Dr Salma Malik, alluding to the crisis in Ukraine, highlighted how “limited war is not possible”.

To conclude, Sehgal pointed to institutional corruption being the most detrimental factor in Pakistan’s progress.

Other notable sessions included Nadeem Farooq Paracha in conversation with George Fulton titled 'The Reluctant Republic Ethos and Mythos of Pakistan', and another with the venerable author and playwright Hanif Kureishi.

A discussion on higher education in Pakistan followed, where educators contemplated whether education is apolitical, (concluding that it is not.) Parents in the audience shared how school syllabi from the Zia-era to now has helped shape and politicise minds of the young generation, building their views on the Kashmir conflict, sectarian violence between India and Pakistan and much more, adding “What you teach in schools is what citizens become.”

A discussion on higher education in the country also ensued, with many parents in the audience adding how they would like to see higher education in the country to be reformed and become more competitive.

A music lesson with musician Bilal Maqsood followed in the next session, who emphasised the importance of the Urdu language, introducing a new project aimed at younger attendees, entertaining them along the way. “Music is a powerful tool, and should be used carefully,” on the use of music as a medium of instruction for children.

Day 3

The third and final day of the festival also drew large crowds. Focusing on poetry and language, the day began with a session focused on Balochi, Sindhi and Punjabi poetry.

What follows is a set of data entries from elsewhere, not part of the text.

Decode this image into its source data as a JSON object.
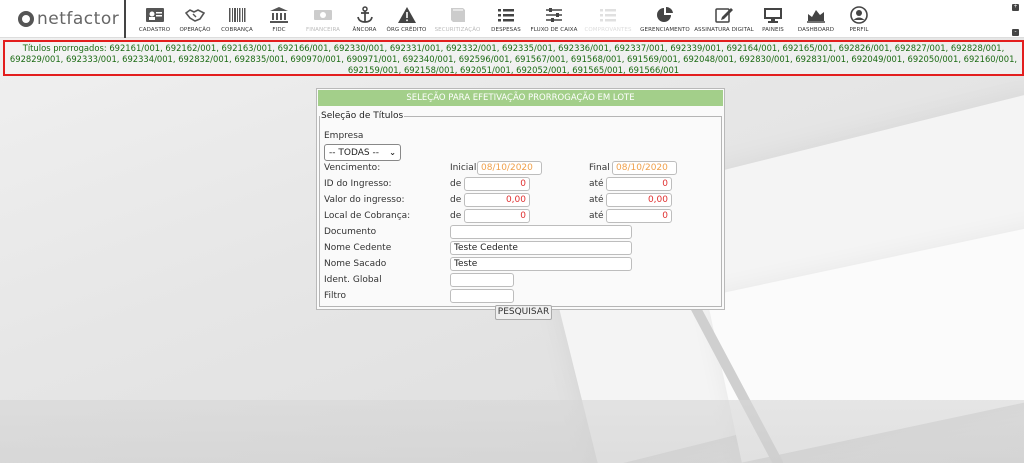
{
  "app": {
    "logo_text": "netfactor"
  },
  "nav": [
    {
      "label": "CADASTRO",
      "icon": "id-card-icon",
      "state": "normal"
    },
    {
      "label": "OPERAÇÃO",
      "icon": "handshake-icon",
      "state": "normal"
    },
    {
      "label": "COBRANÇA",
      "icon": "barcode-icon",
      "state": "normal"
    },
    {
      "label": "FIDC",
      "icon": "bank-icon",
      "state": "normal"
    },
    {
      "label": "FINANCEIRA",
      "icon": "money-icon",
      "state": "disabled"
    },
    {
      "label": "ÂNCORA",
      "icon": "anchor-icon",
      "state": "normal"
    },
    {
      "label": "ÓRG CRÉDITO",
      "icon": "warning-icon",
      "state": "normal"
    },
    {
      "label": "SECURITIZAÇÃO",
      "icon": "book-icon",
      "state": "disabled"
    },
    {
      "label": "DESPESAS",
      "icon": "list-icon",
      "state": "normal"
    },
    {
      "label": "FLUXO DE CAIXA",
      "icon": "sliders-icon",
      "state": "normal"
    },
    {
      "label": "COMPROVANTES",
      "icon": "list-icon",
      "state": "active"
    },
    {
      "label": "GERENCIAMENTO",
      "icon": "pie-chart-icon",
      "state": "normal"
    },
    {
      "label": "ASSINATURA DIGITAL",
      "icon": "edit-icon",
      "state": "normal"
    },
    {
      "label": "PAINEIS",
      "icon": "monitor-icon",
      "state": "normal"
    },
    {
      "label": "DASHBOARD",
      "icon": "area-chart-icon",
      "state": "normal"
    },
    {
      "label": "PERFIL",
      "icon": "user-icon",
      "state": "normal"
    }
  ],
  "alert": {
    "text": "Títulos prorrogados: 692161/001, 692162/001, 692163/001, 692166/001, 692330/001, 692331/001, 692332/001, 692335/001, 692336/001, 692337/001, 692339/001, 692164/001, 692165/001, 692826/001, 692827/001, 692828/001, 692829/001, 692333/001, 692334/001, 692832/001, 692835/001, 690970/001, 690971/001, 692340/001, 692596/001, 691567/001, 691568/001, 691569/001, 692048/001, 692830/001, 692831/001, 692049/001, 692050/001, 692160/001, 692159/001, 692158/001, 692051/001, 692052/001, 691565/001, 691566/001"
  },
  "panel": {
    "title": "SELEÇÃO PARA EFETIVAÇÃO PRORROGAÇÃO EM LOTE",
    "legend": "Seleção de Títulos",
    "empresa_label": "Empresa",
    "empresa_value": "-- TODAS --",
    "vencimento_label": "Vencimento:",
    "inicial_label": "Inicial",
    "inicial_value": "08/10/2020",
    "final_label": "Final",
    "final_value": "08/10/2020",
    "id_label": "ID do Ingresso:",
    "valor_label": "Valor do ingresso:",
    "local_label": "Local de Cobrança:",
    "de_label": "de",
    "ate_label": "até",
    "id_de": "0",
    "id_ate": "0",
    "valor_de": "0,00",
    "valor_ate": "0,00",
    "local_de": "0",
    "local_ate": "0",
    "documento_label": "Documento",
    "documento_value": "",
    "cedente_label": "Nome Cedente",
    "cedente_value": "Teste Cedente",
    "sacado_label": "Nome Sacado",
    "sacado_value": "Teste",
    "ident_label": "Ident. Global",
    "ident_value": "",
    "filtro_label": "Filtro",
    "filtro_value": "",
    "search_button": "PESQUISAR"
  },
  "colors": {
    "alert_border": "#e31e1e",
    "alert_text": "#1c6b14",
    "header_bg": "#a3cf8a",
    "date_text": "#f0a04b",
    "number_text": "#e03030"
  }
}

On the size and scale of the return of the 13th KLF, Raheela Baqai, Marketing Director at Oxford University Press, stated “We are proud to host over 200 speakers this year. Every room is occupied and holding sessions. We are very happy with the event and how it has turned out.”

Also among the sessions generating immense hype was the insightful one featuring the prolific Anwar Maqsood, who shared his lockdown musings in the form of original poetry with the audience. After sharing some personal verses, he moved on to incisive political satire, sparing no one, leaving the overflowing main garden of the Beach Luxury in fits.

That session was followed by a surprise last-minute addition with veteran actor Naseeruddin Shah appearing via Zoom in conversation with Shahzad Sharjeel.

Adding how he would have loved to attend in person, the conversation was a personal one, spanning Shah's love for the people of Lucknow, Hyderabadi food, the influence of Shakespeare’s plays in his work, adding stories of his family and their careers along the way.

The day ended with a closing note by Victoria Schofield and the organisers followed by a Qawwali by Fareed Ayaz and Abu Mohammad.